[Friday, December 24, 2004]
Pheeew....finally the exam is over. It was my last exam i hope, if everything smooth i will not have any more exam to do, "only" thesis left. Hehehe even just to said the word now bring butterfly to my stomach. Maybe it's about time to be stress out about thesis, just like all my friends had a few months ago. Since i was a late comer then i am also a late starter for the thesis.
But in a while, i have a lot of plan to do to fill in my short holiday period. I'll go to Eindhoven today to have christmast dinner at FranKy's. Not to mention to celebrate chrismast anyway since neither of us celebrate it, but it's more like to gather together and have some fun. Because they really don't have a heart to imagine that will spend the christmast time alone, as if it would matter to me. Then tomorrow the dinner will continue with PPI'ers at Mbak Nike's place. The next day dinner would be at my place with some friends who will be sleepover my place for the winter tour. On monday the winter tour to Paris will begin, and on Wednesday after Paris i'll continue to Berlin and spend my new year eve there. I am so excited about all this plan. Life seems so great and fun when you're having a holiday ;)

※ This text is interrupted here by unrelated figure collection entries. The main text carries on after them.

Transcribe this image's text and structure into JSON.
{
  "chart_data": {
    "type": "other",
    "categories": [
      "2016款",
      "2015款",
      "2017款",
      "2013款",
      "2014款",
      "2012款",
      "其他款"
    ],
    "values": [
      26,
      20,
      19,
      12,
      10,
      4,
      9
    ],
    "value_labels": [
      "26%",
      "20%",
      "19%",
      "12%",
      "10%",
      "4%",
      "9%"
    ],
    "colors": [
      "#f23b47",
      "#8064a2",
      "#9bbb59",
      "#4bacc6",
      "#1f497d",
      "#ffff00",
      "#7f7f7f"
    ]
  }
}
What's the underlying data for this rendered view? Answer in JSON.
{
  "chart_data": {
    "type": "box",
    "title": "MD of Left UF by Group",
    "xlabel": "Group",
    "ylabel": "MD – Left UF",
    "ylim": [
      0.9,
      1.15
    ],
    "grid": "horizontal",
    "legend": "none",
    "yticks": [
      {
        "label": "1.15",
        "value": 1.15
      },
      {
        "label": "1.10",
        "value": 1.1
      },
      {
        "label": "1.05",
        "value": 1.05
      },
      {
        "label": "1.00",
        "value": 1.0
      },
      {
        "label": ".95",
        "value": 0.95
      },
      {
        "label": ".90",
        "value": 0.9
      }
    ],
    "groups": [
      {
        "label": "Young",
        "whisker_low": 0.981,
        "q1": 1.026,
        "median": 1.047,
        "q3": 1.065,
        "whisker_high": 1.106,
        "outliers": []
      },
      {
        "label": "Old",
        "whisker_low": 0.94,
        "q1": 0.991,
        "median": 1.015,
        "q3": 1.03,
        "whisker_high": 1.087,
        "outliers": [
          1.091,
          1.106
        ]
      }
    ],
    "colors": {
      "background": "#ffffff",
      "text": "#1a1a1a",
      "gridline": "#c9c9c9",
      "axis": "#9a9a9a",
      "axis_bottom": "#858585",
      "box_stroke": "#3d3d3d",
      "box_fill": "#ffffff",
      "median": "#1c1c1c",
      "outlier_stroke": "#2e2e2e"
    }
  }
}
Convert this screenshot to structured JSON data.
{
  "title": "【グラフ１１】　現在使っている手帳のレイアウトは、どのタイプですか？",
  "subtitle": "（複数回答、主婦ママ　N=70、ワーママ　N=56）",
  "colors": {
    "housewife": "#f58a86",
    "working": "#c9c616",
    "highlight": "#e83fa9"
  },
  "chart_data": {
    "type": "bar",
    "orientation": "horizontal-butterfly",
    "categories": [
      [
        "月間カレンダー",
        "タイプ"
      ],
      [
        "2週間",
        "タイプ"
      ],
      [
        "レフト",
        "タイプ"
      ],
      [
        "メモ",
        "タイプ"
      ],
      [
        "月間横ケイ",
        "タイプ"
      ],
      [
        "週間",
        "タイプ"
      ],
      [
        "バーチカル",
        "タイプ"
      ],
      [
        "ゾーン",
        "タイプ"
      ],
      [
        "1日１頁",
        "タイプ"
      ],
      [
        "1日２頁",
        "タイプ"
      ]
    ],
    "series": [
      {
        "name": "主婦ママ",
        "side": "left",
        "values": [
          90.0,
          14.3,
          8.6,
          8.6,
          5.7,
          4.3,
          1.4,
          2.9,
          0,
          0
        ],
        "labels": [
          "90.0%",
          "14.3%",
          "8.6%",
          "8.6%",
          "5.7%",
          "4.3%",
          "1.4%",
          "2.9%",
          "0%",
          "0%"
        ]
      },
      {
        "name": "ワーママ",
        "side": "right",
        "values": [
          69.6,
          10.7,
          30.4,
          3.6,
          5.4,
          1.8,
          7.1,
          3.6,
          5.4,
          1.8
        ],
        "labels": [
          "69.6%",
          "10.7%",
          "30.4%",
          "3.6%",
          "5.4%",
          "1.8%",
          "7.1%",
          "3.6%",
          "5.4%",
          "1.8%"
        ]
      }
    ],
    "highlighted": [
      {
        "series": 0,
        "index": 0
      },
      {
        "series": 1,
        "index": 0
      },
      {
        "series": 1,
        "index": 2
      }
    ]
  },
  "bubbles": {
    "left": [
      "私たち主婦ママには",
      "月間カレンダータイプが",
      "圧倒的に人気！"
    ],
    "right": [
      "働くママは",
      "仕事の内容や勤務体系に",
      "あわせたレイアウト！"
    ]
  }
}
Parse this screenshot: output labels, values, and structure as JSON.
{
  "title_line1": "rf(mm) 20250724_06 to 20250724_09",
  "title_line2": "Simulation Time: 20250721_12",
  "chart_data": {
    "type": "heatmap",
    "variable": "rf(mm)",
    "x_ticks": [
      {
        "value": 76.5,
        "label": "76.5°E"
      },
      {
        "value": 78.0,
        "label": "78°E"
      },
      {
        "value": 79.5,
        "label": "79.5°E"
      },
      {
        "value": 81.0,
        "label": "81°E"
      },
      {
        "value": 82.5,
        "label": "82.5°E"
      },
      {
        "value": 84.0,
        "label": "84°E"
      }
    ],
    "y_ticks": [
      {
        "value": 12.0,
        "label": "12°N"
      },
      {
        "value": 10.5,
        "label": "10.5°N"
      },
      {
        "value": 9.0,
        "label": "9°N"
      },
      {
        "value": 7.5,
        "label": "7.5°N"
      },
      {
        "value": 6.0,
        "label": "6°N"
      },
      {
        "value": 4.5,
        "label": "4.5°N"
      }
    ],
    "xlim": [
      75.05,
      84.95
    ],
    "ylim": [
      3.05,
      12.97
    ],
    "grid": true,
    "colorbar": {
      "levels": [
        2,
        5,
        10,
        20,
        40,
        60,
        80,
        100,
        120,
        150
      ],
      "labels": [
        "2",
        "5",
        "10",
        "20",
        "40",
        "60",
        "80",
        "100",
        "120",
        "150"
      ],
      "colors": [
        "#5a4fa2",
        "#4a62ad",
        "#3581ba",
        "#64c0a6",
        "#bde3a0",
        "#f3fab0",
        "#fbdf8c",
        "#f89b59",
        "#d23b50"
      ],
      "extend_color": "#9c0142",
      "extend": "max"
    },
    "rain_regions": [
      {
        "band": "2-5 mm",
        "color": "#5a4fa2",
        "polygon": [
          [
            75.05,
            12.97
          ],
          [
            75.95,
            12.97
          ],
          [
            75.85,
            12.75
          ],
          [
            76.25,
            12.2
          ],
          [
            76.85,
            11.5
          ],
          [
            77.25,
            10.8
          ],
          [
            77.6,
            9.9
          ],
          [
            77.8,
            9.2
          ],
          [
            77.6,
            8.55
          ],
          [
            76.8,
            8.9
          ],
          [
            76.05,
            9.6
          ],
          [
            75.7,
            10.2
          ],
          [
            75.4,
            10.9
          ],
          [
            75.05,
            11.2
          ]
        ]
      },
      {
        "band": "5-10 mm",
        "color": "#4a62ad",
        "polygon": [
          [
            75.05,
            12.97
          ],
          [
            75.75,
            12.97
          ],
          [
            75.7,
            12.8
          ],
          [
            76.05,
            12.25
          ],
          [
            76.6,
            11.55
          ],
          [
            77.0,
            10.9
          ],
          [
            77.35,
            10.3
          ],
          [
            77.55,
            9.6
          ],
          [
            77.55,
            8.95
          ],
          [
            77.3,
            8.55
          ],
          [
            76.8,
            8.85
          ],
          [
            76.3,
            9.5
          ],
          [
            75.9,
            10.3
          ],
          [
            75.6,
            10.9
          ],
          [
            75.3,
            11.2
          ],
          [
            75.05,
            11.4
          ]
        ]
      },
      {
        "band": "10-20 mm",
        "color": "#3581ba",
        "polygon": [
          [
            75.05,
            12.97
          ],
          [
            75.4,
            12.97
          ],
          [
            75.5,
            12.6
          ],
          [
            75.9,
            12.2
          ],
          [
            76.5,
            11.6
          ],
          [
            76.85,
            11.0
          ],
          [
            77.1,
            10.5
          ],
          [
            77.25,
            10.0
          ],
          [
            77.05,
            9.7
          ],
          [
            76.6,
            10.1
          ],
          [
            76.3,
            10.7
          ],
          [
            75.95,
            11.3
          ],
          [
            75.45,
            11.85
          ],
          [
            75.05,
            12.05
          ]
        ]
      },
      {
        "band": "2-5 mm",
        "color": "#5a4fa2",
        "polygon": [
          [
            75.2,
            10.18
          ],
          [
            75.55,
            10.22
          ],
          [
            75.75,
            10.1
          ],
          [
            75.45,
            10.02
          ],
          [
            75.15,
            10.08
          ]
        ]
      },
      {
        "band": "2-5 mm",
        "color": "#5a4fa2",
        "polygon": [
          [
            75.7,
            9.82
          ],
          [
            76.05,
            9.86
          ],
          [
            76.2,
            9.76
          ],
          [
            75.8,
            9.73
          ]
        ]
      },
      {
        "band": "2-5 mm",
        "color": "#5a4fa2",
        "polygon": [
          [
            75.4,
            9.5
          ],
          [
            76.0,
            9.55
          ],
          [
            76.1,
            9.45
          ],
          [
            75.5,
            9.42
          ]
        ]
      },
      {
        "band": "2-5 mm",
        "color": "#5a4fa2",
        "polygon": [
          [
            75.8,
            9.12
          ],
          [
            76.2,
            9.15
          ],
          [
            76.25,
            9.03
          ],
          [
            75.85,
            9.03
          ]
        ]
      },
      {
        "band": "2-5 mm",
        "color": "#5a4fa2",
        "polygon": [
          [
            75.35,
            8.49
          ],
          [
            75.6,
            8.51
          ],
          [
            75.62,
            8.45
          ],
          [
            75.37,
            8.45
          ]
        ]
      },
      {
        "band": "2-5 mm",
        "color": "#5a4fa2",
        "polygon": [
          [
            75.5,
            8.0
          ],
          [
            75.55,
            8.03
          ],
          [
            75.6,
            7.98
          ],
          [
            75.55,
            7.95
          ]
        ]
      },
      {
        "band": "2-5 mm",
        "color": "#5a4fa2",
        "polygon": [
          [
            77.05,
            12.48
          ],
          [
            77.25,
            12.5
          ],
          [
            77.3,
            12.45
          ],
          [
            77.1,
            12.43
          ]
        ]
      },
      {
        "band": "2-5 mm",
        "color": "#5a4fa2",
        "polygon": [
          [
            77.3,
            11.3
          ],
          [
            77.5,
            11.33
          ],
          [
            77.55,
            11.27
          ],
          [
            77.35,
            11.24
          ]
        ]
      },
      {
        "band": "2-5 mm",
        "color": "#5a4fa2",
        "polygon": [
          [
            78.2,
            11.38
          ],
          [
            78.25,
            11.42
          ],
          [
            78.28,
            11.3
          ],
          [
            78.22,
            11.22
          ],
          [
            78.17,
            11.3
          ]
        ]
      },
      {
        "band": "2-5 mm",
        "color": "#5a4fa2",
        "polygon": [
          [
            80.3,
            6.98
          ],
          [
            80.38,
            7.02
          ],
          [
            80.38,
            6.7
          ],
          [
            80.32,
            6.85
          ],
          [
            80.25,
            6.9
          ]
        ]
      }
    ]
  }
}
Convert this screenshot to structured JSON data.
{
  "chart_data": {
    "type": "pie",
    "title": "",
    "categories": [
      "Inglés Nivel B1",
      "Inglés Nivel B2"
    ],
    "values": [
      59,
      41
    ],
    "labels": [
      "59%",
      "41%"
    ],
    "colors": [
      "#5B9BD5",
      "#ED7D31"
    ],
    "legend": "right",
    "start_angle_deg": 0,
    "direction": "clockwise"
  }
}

And speaking about Berlin, i made contact with my long lost friend since high school to meet there. It was so funny, because either of us haven't met since we both graduated years ago. Then suddenly i found him in friendster and look at his location, which is in Germany. He is actually studying at Hannover, the city about 3 hours from Berlin. But another nice coincidence happen because he is going to spend new year eve in Berlin as well. Nice surprise indeed. It will be so refreshing to meet someone from your past, someone who know well how crazy you were, and someone who definitely remind you of those glorious old times when life had been so simple.
* Posted by
3k4 @ 4:19 PM *
*****
[Sunday, December 19, 2004]
I believe there is a rainbow at the end of every storm. But what if life is such a never-ending storm? Is it worth to keep waiting for the rainbow? Or is it better to just keep living and trying to survive on daily basis? Carpe diem...seize the day....whatever the future lies ahead.
* Posted by
3k4 @ 5:42 PM *
*****
[Friday, December 17, 2004]
I just return from my short getaway. Rome indeed was a perfect place to go. Many beautiful places and things to see, really able to distract me for a while. The beautiful Fontana de Trevi, Piazza Venezia, Pantheon, and the magnicifent citta del Vatican with its basilica San Pietro could refresh my soul for a while. Moreover, i read Da Vinci code while i was there. So i was kind a get strange feeling, reading some book that telling me about church conspiracy in the centre of the church itself. Really eery sensation if i might called.
Now get back to reality, real life, prepare myself for the exam next week. My soul are refreshed but my body are tired now. Geez....i hope i could pass this last exam nicely *finger crossed*
* Posted by
3k4 @ 4:14 AM *
*****
[Friday, December 10, 2004]
My life seems so confusing recently. I feel happy but sad at the same time. I am excited yet guilt persist. I need to move on but i cannot stop to look back...
* Posted by
3k4 @ 5:11 AM *
*****
[Monday, December 06, 2004]
I am trying to live my life with no regret, but unfortunately regret is always remains in the end. If only I can turn back the time....
* Posted by
3k4 @ 5:50 PM *
*****
There is time in our life when we feel so mentally exhausted. Seems like very little thing we do causing fatigue though we're not physically tired. We eat, we sleep, we talk, and we work, just like a robot. Everything was done because of needs. No motivation at all, since we do not know what do to, where to go, which way to choose, and completely lost.
People say if such things happen, all we have to do basically is just to look into ourselves. Bring back our mind to figure out what we truly longing for and what we've ever dreamt on. A little conscious might help to bring back our lives to the right path. However, looking for something inside probably is the hardest thing to do. It is so much easier to stand as an outsider, looking ourselves from somebody else's perspective, just like looking at the reflection in the mirror. When we lost, we expect to ask somebody and there always somebody who could tell us about which way to go. But is it the right thing to do? Can anybody tell us our own conscious correctly? Can anybody else help to find what exactly we want and put us into the right direction? Right answers never seem come up easily...and those things seem easier to say than done.